Another potential concern is that the experiments are insufficiently powered to discover a learning rate asymmetry should one exist. To address this concern, we performed a simulation study. For each experiment and each model, we generated simulated data from artificial agents with parameters drawn from a normal distribution fitted to the empirical parameter estimates.Footnote 2 The data set was the same size as the actual experiments (four blocks, 25 trials per block), with the same number of participants. We then fit each model to the simulated data and examined the exceedance probabilities. Figure 3 (top) shows that the exceedance probability for the correct model (i.e., the one that generated the data) was very close to 1 across all experiments. Thus, our experimental design and model-fitting procedure can recover the correct model with very high accuracy. We also examined the accuracy with which parameters can be recovered. As shown in Fig. 3 (bottom), the correlation between the inferred and ground truth parameters always exceeded 0.84, and the median correlation was 0.95, demonstrating that subtle variations in parameter values can be recovered accurately. We conclude that the experiments are indeed sufficiently powered to discover a learning rate asymmetry should one exist.

Fig. 3
figure 3

For each experiment, simulated data generated by one model were fit by all the models. (Top) Exceedance probabilities for each model combination. The rows correspond to the ground truth model, and the columns correspond to the model used to fit the data. White indicates an exceedance probability of 0; black indicates an exceedance probability of 1. In all cases, the exceedance probability of the correct (data-generating) model was indistinguishable from 1. (Bottom) Correlation between the ground truth and inferred parameters for each model

Discussion

The results of four experiments provide evidence for reinforcement learning models with separate learning rates for positive and negative prediction errors (Christakou et al., 2013; Frank, Seeberger, & O’Reilly, 2004; Frank, Moustafa, Haughey, Curran, & Hutchison, 2007; Frank, Doll, Oas-Terpstra, & Moreno, 2009; Niv, Edlund, Dayan, & O’Doherty, 2012; Waltz, Frank, Robinson, & Gold, 2007. In particular, the negative learning rate was generally higher than the positive learning rate, consistent with the results of Niv, Edlund, Dayan, and O’Doherty, (2012). This may reflect risk aversion: a higher negative learning rate drives choices away from risky options (Mihatsch & Neuneier, 2002).

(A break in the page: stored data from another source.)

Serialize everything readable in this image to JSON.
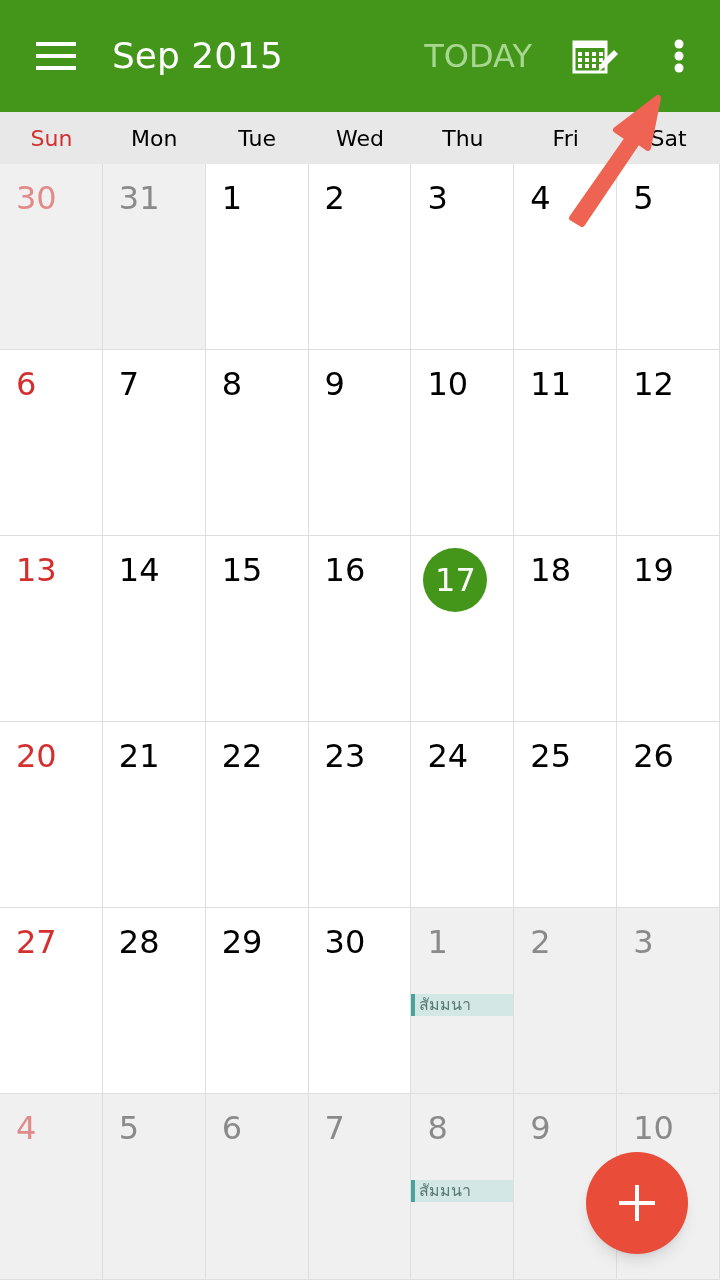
{
  "header": {
    "title": "Sep 2015",
    "today_button": "TODAY"
  },
  "weekdays": [
    "Sun",
    "Mon",
    "Tue",
    "Wed",
    "Thu",
    "Fri",
    "Sat"
  ],
  "weeks": [
    [
      {
        "day": "30",
        "in_month": false,
        "today": false
      },
      {
        "day": "31",
        "in_month": false,
        "today": false
      },
      {
        "day": "1",
        "in_month": true,
        "today": false
      },
      {
        "day": "2",
        "in_month": true,
        "today": false
      },
      {
        "day": "3",
        "in_month": true,
        "today": false
      },
      {
        "day": "4",
        "in_month": true,
        "today": false
      },
      {
        "day": "5",
        "in_month": true,
        "today": false
      }
    ],
    [
      {
        "day": "6",
        "in_month": true,
        "today": false
      },
      {
        "day": "7",
        "in_month": true,
        "today": false
      },
      {
        "day": "8",
        "in_month": true,
        "today": false
      },
      {
        "day": "9",
        "in_month": true,
        "today": false
      },
      {
        "day": "10",
        "in_month": true,
        "today": false
      },
      {
        "day": "11",
        "in_month": true,
        "today": false
      },
      {
        "day": "12",
        "in_month": true,
        "today": false
      }
    ],
    [
      {
        "day": "13",
        "in_month": true,
        "today": false
      },
      {
        "day": "14",
        "in_month": true,
        "today": false
      },
      {
        "day": "15",
        "in_month": true,
        "today": false
      },
      {
        "day": "16",
        "in_month": true,
        "today": false
      },
      {
        "day": "17",
        "in_month": true,
        "today": true
      },
      {
        "day": "18",
        "in_month": true,
        "today": false
      },
      {
        "day": "19",
        "in_month": true,
        "today": false
      }
    ],
    [
      {
        "day": "20",
        "in_month": true,
        "today": false
      },
      {
        "day": "21",
        "in_month": true,
        "today": false
      },
      {
        "day": "22",
        "in_month": true,
        "today": false
      },
      {
        "day": "23",
        "in_month": true,
        "today": false
      },
      {
        "day": "24",
        "in_month": true,
        "today": false
      },
      {
        "day": "25",
        "in_month": true,
        "today": false
      },
      {
        "day": "26",
        "in_month": true,
        "today": false
      }
    ],
    [
      {
        "day": "27",
        "in_month": true,
        "today": false
      },
      {
        "day": "28",
        "in_month": true,
        "today": false
      },
      {
        "day": "29",
        "in_month": true,
        "today": false
      },
      {
        "day": "30",
        "in_month": true,
        "today": false
      },
      {
        "day": "1",
        "in_month": false,
        "today": false,
        "events": [
          "สัมมนา"
        ]
      },
      {
        "day": "2",
        "in_month": false,
        "today": false
      },
      {
        "day": "3",
        "in_month": false,
        "today": false
      }
    ],
    [
      {
        "day": "4",
        "in_month": false,
        "today": false
      },
      {
        "day": "5",
        "in_month": false,
        "today": false
      },
      {
        "day": "6",
        "in_month": false,
        "today": false
      },
      {
        "day": "7",
        "in_month": false,
        "today": false
      },
      {
        "day": "8",
        "in_month": false,
        "today": false,
        "events": [
          "สัมมนา"
        ]
      },
      {
        "day": "9",
        "in_month": false,
        "today": false
      },
      {
        "day": "10",
        "in_month": false,
        "today": false
      }
    ]
  ]
}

The results failed to support a recent normative model proposed by Cazé and van der Meer (2013), according to which the learning rate asymmetry should adapt to the distribution of rewards. Instead, we found that the learning rate asymmetry is mostly stable over a variety of different reward distributions. Because we have only studied choices between two options with binary gains, more research will be required to evaluate the generality of our conclusions.

Beyond learning rate asymmetries, recent research on reinforcement learning has lead to a plethora of other ideas about learning rates, include dynamic volatility-sensitive adjustment (Behrens, Woolrich, Walton, & Rushworth, 2007), selective attention (Dayan, Kakade, & Montague, 2000), multiple timescales (Bromberg-Martin, Matsumoto, Nakahara, & Hikosaka, 2010), and neuromodulatory control (Doya, 2002). Some of these ideas have deep roots in associative learning theory (e.g., Mackintosh, 1975; Pearce and Hall, 1980). Theorists are now faced with the challenge of formalizing how these disparate ideas fit together. Toward this end, it is crucial to ascertain which theoretical predictions are robust across experimental manipulations. The contribution of the present study is to sharpen our empirical understanding of the factors governing learning rates, and to show how this can aid in whittling down the complex tangle of assumptions underpinning contemporary reinforcement learning theory.